1900. EBB to RB
As published in The Brownings’ Correspondence, 10, 188–189.
[London]
Thursday– [1 May 1845] [1]
People say of you & of me, dear Mr Browning, that we love the darkness & use a sphinxine idiom in our talk,—& really you do talk a little like a sphinx in your argument drawn from Vivian Grey. Once I sate up all night to read Vivian Grey,—but I never drew such an argument from him. Not that I give it up (nor you up) for a mere mystery. Nor that I can “see what you have got in you,” from a mere guess. But just observe! If I ask questions about novels, is it not because I want to know how much elbow-room there may be for our sympathies .. & whether there is room for my loose sleeves, & the lace lappets, as well as for my elbows,—& because I want to see you by the refracted lights as well as by the direct ones,—& because I am willing for you to know me from the beginning, with all my weaknesses & foolishnesses, .. as they are accounted by people who say to me “no one would ever think, without knowing you, that you were so & so.” Now if I send all my idle questions to Colburn’s magazine, with other Gothic literature, & take to standing up in a perpendicular personality like the angel on the schoolman’s needle, [2] in my letters to come, without further leaning to the left or the right—why the end would be that you wd take to ‘running after the butterflies,’ for change of air & exercise. And then .. oh .. then, my “small neatly written manuscripts” might fall back into my desk …! (Not a ‘full stop’!.)

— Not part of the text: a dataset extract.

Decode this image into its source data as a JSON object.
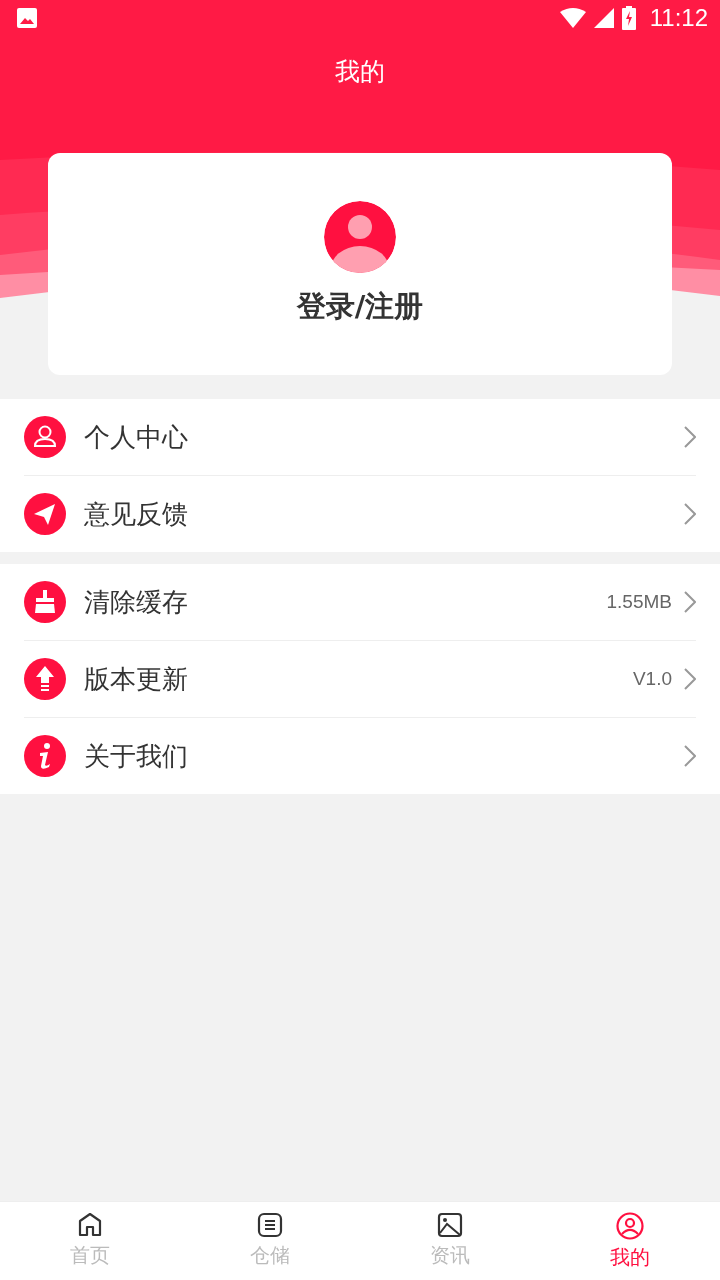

Indeed .. I do assure you .. I never for a moment thought of ‘making conversation’ about the Improvisatore or novels in general, when I wrote what I did to you. I might, to other persons .. perhaps. Certainly not to you. I was not dealing round from one pack of cards to you & to others. That’s what you meant to reproach me for, you know—& of that, I am not guilty at all. I never could think of ‘making conversation’ in a letter to you—never. Women are said to partake of the nature of children—& my brothers call me ‘absurdly childish’ sometimes: & I am capable of being childishly “in earnest” about novels, & straws, & such ‘puppydogs tails’ as my Flush’s! Also I write more letters than you do, .. I write in fact almost as you pay visits, .. & one has to ‘make conversation’ in turn, of course. But——give me something to vow by——whatever you meant in the Vivian Grey argument, you were wrong in it! & you never can be much more wrong—which is a comfortable reflection.
Yet you leap very high at Dante’s crown—or you do not leap, .. you simply extend your hand to it, & make a rustling among the laurel-leaves, which is somewhat prophane. Dante’s poetry only materials for the northern rhymers!– I must think of that .. if you please .. before I agree with you. Dante’s poetry seems to come down in hail, rather than in rain—but count me the drops congealed in one hail stone!– Oh! the ‘Flight of the Duchess’ [3] —do let us hear more of her!– Are you (I wonder) … not a “self-flatterer,” … but .. a flatterer?——
Ever yours
EBB–
Address: Robert Browning Esqre / New Cross / Hatcham / Surrey.
Postmark: 8NT8 MY2 1845 A.
Docket, in RB’s hand: 9.
Publication: RB-EBB, pp. 51–52.
Manuscript: Wellesley College.
1. Date provided by postmark.
3. The first 215 lines of the poem had appeared in the April 1845 issue of Hood’s Magazine.